«Dein Herz ist dort, deine Füsse sind hier» – dieses Zitat trifft ein wichtiges Thema des Buches: Wo gehört man hin? Wie lebt es sich in der Fremde? Was zieht einen zurück in die Heimat? Und wie geht man mit dieser Situation um?
In Berlin begegnen sich bei einem Beinahe-Unfall zufällig Amal, eine auf Asyl wartendende Archäologie-Studentin aus dem Irak, und Clara, eine junge Ärztin aus Berlin. Diese Begegnung führt in den kommenden Wochen zu schüchternen Treffen, Gesprächen und einer beginnenden Freundschaft. Dem Leser wird das Leben von Amal im Irak sowie ihre Gründe für die Flucht auf eine sachliche, eindrucksvolle und trotzdem tiefgehende Weise nahe gebracht, die jedoch nie anklagend wirkt. Eher würdevoll und doch neutral.
Claras Leben zwischen der Berliner Klinik und ihrem Lebensgefährten Tarum, einem Architekten aus Indien, spiegelt die Zerrissenheit der jungen Frau wieder. Sie sucht im Umgang mit ihrem Partner die Balance zwischen Nähe, Distanz und Selbstverwirklichung. Tarum erhält die Chance, nach erfolgreichen Jahren in Deutschland, ein Projekt in der Nähe seiner Heimatstadt in Indien zu betreuen und stellt die Beziehung mit Clara auf die Probe.
Als Amals Grossmutter im Irak stirbt, fährt Clara an ihrer Stelle nach Bagdad und taucht in die bis dahin gehörte Geschichte ein.
Hannah Dübgen versteht es, die Geschichte aus unterschiedlichen Perspektiven zu beschreiben, wodurch man als Leser immer wieder neu gefordert wird. Die Geschichte nimmt ihren Lauf und setzt sich aus der unterschiedlichen Sichtweise immer weiter fort. Die Sprache berührt und saugt einen auf in die Geschichte, die unterschiedlichen Kulturen und Gedanken. Alles ohne Anklage zur Flüchtlingsthematik, sondern mit Achtung und Respekt. Und dem Nachhall zum Nachdenken, zum Überlegen, zum neu sortieren und bewerten.

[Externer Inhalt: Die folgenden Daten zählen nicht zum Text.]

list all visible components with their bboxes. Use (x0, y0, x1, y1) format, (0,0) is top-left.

«Vielleicht soll man den Menschen einfach das Recht auf Ihre Geschichte lassen.»
Ein tolles berührendes Buch mit vielen unterschiedlichen Facetten und einem stimmigen Gesamtbild. Ich freue mich auf weitere Bücher von Hannah Dübgen.
Mirja Grajer, 4.11.2106
Hannah Dübgen wurde 1977 geboren. Sie studierte Philosophie, Literatur- und Musikwissenschaft in Oxford, Paris und Berlin. Sie arbeitete für Schauspiel und Musiktheater, und schrieb die Libretti mehrerer international erfolgreicher Opern. Ihr Debütroman «Strom», ausgezeichnet mit Preisen der Landeshauptstadt Düsseldorf und des Literaturfestivals von Chambéry, erschien 2013 bei dtv.